HELOCs: It's true that anyone who handles credit poorly can wreck themselves with them. But if those people are carrying credit card debt, the HELOC rate will be half or less!
I haven't seen anyone having to pay fees to set up or maintain a HELOC.
A HELOC can give people with irregular income, or who expect a lump sum from a lawsuit or inheritance, flexibility to pay their mortgage earlier (in part or all) without penalty. Split the home purchase between mortgage and HELOC and then you can put more money into paying off the HELOC than you can in most mortgage pre-pay options (10K per year, once per year, etc.). In some instances, there's a higher HELOC rate than on the main mortgage (often when they're variable, or one is) so it's better to pay extra into the HELOC than into a mortgage additional payment.
I helped a friend who handles money poorly by having him arrange to pay his credit card from his HELOC automatically; he was a chronic late-payer and interest-penalty-sufferer.
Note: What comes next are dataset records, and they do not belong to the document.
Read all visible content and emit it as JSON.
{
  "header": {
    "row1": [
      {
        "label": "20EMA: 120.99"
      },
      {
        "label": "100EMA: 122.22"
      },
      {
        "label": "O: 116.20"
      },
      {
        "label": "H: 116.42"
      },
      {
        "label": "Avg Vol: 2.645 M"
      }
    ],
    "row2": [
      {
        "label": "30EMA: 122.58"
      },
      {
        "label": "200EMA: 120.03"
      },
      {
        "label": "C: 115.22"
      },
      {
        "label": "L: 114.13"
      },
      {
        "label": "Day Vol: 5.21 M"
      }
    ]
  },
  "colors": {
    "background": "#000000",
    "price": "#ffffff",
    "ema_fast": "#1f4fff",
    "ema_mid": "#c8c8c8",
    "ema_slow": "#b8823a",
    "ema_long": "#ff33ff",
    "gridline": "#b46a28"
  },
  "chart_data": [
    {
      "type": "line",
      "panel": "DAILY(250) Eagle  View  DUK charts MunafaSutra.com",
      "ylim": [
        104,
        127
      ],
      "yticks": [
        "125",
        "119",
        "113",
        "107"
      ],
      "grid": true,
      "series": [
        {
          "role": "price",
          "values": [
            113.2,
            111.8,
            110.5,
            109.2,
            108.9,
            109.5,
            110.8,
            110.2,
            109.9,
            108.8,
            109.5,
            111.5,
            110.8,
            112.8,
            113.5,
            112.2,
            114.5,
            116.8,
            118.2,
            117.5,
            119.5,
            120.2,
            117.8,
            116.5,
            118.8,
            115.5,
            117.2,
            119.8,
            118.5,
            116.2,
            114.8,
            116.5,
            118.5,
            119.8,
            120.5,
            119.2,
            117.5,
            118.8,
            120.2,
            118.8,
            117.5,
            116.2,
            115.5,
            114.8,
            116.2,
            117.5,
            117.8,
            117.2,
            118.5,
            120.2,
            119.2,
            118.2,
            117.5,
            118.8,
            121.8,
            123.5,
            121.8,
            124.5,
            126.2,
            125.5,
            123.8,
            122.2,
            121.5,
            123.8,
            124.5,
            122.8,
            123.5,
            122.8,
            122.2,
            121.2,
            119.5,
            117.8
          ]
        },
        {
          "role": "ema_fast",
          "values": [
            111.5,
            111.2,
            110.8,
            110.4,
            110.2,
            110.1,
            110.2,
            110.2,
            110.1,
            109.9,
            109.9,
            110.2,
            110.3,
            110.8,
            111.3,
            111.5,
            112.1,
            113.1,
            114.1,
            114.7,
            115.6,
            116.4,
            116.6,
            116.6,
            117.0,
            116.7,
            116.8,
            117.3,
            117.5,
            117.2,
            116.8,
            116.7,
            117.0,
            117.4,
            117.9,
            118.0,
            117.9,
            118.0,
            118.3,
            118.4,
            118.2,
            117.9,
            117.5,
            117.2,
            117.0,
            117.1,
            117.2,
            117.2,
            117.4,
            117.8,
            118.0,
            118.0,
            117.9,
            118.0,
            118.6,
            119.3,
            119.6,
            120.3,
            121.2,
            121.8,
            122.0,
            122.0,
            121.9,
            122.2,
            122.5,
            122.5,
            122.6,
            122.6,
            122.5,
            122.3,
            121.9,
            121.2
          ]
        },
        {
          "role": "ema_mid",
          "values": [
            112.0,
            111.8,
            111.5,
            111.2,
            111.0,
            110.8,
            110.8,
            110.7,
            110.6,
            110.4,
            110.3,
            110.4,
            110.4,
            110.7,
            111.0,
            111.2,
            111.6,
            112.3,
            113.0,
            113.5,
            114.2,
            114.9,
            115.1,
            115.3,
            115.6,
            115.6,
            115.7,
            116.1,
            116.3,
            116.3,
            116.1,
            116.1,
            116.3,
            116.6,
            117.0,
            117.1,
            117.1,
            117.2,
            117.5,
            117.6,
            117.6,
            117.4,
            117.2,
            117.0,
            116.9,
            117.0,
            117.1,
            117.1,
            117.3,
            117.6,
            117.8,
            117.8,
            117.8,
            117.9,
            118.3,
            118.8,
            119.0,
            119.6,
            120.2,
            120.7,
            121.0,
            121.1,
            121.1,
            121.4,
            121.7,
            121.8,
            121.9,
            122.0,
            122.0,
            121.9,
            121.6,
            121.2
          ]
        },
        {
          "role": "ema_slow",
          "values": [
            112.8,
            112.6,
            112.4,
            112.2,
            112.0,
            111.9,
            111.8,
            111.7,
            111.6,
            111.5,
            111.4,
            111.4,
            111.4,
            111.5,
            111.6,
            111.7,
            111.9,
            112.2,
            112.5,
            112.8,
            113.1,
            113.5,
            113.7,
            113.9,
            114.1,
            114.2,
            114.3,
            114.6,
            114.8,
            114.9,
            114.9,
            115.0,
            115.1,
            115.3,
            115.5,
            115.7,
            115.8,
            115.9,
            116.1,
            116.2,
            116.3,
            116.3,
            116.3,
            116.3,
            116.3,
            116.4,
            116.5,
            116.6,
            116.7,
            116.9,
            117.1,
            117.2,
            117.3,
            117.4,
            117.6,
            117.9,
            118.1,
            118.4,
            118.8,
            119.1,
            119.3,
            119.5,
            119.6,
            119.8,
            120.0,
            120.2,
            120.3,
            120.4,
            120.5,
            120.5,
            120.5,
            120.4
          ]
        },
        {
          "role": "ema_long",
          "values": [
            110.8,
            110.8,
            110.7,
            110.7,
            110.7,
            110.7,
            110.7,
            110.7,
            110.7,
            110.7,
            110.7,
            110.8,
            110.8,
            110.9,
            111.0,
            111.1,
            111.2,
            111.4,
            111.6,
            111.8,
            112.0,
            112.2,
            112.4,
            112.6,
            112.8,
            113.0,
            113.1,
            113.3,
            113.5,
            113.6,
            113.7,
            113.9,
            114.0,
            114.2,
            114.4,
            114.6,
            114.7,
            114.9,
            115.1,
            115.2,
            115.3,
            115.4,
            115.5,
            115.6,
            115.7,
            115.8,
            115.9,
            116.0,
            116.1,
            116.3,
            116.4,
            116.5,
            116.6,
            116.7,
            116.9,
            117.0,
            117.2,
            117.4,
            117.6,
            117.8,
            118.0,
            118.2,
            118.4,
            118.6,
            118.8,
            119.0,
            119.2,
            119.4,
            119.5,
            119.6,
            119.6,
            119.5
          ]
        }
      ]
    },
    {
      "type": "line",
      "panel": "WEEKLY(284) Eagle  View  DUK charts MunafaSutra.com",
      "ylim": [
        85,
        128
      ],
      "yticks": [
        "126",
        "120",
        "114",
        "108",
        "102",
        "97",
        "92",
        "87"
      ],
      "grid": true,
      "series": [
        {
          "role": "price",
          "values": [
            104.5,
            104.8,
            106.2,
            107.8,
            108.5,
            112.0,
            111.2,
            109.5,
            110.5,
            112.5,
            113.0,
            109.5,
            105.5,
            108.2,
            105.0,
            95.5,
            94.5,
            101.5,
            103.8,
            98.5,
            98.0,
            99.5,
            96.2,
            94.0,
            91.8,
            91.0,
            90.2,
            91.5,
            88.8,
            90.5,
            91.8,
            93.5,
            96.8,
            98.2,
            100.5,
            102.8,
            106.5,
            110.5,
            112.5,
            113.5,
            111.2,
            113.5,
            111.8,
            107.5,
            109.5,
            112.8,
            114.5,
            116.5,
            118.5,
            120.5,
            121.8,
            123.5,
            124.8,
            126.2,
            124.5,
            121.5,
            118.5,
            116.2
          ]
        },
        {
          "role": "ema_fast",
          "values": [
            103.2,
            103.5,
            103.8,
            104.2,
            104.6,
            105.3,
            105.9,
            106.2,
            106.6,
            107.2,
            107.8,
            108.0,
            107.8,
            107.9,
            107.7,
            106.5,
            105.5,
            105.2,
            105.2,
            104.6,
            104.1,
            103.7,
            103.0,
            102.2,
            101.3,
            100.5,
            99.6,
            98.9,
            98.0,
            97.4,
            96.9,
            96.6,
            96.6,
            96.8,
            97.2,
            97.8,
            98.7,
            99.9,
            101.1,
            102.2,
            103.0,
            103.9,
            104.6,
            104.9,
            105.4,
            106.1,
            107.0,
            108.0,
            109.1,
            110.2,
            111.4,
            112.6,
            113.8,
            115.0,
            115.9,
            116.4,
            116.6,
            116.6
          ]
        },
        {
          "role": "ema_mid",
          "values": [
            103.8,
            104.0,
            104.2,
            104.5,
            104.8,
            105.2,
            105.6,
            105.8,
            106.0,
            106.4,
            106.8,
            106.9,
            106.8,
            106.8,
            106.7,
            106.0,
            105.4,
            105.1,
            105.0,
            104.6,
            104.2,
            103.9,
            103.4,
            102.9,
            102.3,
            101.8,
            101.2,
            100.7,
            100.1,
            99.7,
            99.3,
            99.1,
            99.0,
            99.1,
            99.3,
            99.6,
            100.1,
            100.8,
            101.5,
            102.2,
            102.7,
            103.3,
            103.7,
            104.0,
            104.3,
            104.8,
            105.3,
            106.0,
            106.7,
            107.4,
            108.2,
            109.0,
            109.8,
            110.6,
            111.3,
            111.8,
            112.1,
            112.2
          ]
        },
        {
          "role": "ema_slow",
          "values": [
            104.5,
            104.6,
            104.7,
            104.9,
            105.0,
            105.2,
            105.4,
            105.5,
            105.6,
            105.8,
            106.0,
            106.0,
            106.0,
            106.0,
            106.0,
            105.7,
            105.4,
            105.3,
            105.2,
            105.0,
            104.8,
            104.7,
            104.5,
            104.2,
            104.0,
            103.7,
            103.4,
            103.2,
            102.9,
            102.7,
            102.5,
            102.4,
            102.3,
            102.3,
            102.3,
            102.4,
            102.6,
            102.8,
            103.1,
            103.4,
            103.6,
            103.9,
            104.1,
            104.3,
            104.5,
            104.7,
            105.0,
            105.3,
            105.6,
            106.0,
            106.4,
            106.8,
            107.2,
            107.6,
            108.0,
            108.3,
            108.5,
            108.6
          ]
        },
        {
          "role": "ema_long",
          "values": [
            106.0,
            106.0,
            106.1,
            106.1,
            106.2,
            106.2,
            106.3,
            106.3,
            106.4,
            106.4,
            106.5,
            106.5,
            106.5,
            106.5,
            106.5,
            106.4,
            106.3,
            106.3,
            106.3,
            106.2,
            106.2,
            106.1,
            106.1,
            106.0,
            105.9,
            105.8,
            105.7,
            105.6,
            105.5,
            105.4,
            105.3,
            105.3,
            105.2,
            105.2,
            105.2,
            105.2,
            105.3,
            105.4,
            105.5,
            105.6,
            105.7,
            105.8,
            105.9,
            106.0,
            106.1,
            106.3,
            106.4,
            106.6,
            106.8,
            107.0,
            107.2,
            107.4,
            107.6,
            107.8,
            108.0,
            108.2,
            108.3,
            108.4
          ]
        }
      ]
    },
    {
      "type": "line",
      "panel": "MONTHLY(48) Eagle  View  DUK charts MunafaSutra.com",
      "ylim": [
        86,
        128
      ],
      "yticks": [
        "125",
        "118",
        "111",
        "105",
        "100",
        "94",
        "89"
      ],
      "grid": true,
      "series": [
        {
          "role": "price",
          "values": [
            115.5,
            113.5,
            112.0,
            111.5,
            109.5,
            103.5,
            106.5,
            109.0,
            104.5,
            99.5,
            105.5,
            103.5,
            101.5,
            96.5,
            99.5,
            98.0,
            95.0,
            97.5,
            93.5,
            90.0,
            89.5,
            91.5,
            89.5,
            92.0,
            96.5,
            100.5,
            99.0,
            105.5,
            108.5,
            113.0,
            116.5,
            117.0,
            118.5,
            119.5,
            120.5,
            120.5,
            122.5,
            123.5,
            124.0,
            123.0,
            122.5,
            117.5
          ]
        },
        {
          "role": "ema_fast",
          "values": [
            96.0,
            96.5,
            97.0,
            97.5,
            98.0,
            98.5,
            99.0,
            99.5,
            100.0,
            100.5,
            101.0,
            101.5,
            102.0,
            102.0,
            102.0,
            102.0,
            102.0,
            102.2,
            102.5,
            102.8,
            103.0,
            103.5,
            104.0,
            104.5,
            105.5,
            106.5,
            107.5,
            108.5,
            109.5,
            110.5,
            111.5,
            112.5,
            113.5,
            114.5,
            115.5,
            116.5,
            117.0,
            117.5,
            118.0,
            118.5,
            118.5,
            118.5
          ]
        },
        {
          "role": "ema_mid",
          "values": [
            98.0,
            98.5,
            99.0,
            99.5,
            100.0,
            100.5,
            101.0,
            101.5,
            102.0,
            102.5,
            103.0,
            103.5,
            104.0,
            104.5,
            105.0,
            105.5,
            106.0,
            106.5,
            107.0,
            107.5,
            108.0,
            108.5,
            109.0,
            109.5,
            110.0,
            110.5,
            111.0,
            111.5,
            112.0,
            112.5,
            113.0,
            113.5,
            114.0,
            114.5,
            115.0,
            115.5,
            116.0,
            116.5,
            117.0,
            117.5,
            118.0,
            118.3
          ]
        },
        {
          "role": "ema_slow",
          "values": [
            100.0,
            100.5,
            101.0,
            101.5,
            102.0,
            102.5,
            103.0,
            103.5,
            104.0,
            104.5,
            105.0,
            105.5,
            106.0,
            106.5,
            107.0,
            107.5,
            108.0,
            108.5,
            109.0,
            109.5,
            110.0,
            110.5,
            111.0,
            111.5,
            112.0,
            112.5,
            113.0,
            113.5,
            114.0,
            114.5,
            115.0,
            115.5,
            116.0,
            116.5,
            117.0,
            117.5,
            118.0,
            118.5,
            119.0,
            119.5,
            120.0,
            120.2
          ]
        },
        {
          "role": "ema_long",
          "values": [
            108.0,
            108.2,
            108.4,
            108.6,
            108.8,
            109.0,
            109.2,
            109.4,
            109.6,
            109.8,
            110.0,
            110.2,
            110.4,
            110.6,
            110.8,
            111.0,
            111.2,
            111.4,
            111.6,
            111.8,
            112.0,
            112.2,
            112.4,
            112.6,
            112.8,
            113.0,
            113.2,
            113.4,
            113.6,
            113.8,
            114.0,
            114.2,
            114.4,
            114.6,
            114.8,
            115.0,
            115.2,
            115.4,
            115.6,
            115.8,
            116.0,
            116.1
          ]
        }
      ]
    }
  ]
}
I put him on a schedule and he stopped drinking in bars and restaurants, and had his paycheques go straight into the HELOC, saving him interest even if the cash went out when his credit card bill came due.
This benefited him greatly until he completely paid off his credit cards and HELOC . With no credit card balance, he would pay no interest on the card but would pay a small amount on the cash going to his credit card if it sat there. In the end, he was still late with payments and went back on the auto-deposit-auto-pay regime.